Unnamed: 0,Particle,E,px,py,pz,p,m
11,Photon,0.09021,0.017221,0.088219,0.007663,0.09021,0.0
14,Photon,0.928015,0.172499,0.406059,0.816439,0.928015,0.0
15,Photon,1.001158,0.569728,0.283825,0.772768,1.001158,0.0
35,Photon,1.112853,0.665238,0.004575,0.89212,1.112853,0.0
36,Photon,0.498579,0.127265,0.309535,0.369558,0.498579,0.0


Only photons, which have 0 mass, appear in the dataframe.

####**Question #4:**
---
We can calculate the speed of the particles based on their momentum by solving the relativistic momentum equation for $v$:
$$
v=\frac{p}{\sqrt{m^2+p^2}}
$$
Add a column to the original dataframe with the calculated velocities. How does the average speed of a proton compare to the average speed of an electron?

In [None]:
df['v'] =
protons =
proton_velocity =
print("Proton Average Velocity: " + str(proton_velocity) + " c")
electrons =
electron_velocity =
print("Electron Average Velocity: " + str(electron_velocity) + " c")

#####**Solution:**

In [None]:
df['v'] = df['p']/(df['m']**2+df['p']**2)**0.5
protons = df.loc[df['Particle']=='Proton']
proton_velocity = protons['v'].mean()
print("Proton Average Velocity: " + str(proton_velocity) + " c")
electrons = df.loc[df['Particle']=='Electron']
electron_velocity = electrons['v'].mean()
print("Electron Average Velocity: " + str(electron_velocity) + " c")

Proton Average Velocity: 0.7251066164906019 c
Electron Average Velocity: 0.9999998136448405 c


---
## **Iterating over Dataframes**
---
Sometimes, we want to iterate over the rows of a dataframe. For example, without modifying the dataframe, it would be very difficult to print
 ```
[Particle] has a mass of [m] GeV/c^2
```
for each row, where `[Particle]` and `[m]` are replaced with the corresponding entries in each row. However, we can use the `.iloc` property as an iterable. Run the code to see how we would use the `.iloc` to solve this problem.

In [None]:
for row in df.iloc:
  Particle = row['Particle']
  m = str(row['m'])
  print(Particle + " has a mass of " + m + " GeV/c^2")
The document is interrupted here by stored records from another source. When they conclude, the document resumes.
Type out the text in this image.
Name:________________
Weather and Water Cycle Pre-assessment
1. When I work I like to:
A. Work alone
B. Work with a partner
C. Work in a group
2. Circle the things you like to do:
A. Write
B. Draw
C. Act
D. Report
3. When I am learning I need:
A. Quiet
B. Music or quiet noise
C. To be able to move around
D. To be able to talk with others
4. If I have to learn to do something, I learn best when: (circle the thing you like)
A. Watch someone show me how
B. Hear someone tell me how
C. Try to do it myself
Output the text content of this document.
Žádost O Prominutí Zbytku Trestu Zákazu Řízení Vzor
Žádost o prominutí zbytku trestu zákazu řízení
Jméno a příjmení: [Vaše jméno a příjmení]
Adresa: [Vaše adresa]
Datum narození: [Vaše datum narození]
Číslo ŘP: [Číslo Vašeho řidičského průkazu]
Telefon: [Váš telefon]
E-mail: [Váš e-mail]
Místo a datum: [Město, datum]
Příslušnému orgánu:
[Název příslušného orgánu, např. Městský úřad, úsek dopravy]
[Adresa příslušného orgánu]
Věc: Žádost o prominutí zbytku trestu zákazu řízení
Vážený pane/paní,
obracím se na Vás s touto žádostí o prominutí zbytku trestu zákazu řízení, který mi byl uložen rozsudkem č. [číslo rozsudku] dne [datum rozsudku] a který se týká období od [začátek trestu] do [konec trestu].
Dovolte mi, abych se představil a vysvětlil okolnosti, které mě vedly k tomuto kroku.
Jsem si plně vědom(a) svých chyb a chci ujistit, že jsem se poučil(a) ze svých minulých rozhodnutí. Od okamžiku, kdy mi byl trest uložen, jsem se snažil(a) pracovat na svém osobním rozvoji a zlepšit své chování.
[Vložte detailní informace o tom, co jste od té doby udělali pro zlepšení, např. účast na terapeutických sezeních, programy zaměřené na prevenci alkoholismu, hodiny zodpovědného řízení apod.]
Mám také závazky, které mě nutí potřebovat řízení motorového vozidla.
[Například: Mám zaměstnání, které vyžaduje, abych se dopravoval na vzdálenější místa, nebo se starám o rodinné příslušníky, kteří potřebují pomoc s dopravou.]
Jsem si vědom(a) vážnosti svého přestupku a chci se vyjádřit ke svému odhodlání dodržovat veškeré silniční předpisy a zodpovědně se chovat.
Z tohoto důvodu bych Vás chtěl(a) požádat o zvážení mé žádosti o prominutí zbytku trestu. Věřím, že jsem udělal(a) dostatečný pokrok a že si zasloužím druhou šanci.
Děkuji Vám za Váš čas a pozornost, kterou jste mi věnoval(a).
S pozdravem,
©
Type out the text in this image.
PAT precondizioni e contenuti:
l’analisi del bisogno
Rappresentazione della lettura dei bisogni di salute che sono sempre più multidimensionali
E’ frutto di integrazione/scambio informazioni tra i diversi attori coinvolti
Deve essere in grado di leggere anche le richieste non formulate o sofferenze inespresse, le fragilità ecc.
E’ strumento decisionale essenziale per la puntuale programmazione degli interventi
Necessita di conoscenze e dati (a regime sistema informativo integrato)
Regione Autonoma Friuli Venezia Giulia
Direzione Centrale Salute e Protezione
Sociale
Muon has a mass of 0.10559427612647053 GeV/c^2
Electron has a mass of 0.00051115143483826 GeV/c^2
Neutron has a mass of 0.9394126213690044 GeV/c^2
Neutron has a mass of 0.9393361923202903 GeV/c^2
Neutron has a mass of 0.9384633706125254 GeV/c^2
Kaon has a mass of 0.4937196129595681 GeV/c^2
Kaon has a mass of 0.49398395698151776 GeV/c^2
Muon has a mass of 0.10567671486206286 GeV/c^2
Muon has a mass of 0.10563108661476055 GeV/c^2
Muon has a mass of 0.10550267828556674 GeV/c^2
Kaon has a mass of 0.49384258087824534 GeV/c^2
Photon has a mass of 0.0 GeV/c^2
Proton has a mass of 0.9381856803282945 GeV/c^2
Proton has a mass of 0.939281977547552 GeV/c^2
Photon has a mass of 0.0 GeV/c^2
Photon has a mass of 0.0 GeV/c^2
Kaon has a mass of 0.49312817091222616 GeV/c^2
Neutron has a mass of 0.9412350280534708 GeV/c^2
Electron has a mass of 0.0005114029179846808 GeV/c^2
Kaon has a mass of 0.4951875393495249 GeV/c^2
Proton has a mass of 0.937046407232431 GeV/c^2
Muon has a mass of 0.10573919708070241

We use a for loop to iterate over the rows of the dataframe, then we access the columns to fill in the print statement. We will make use of this method in later activities.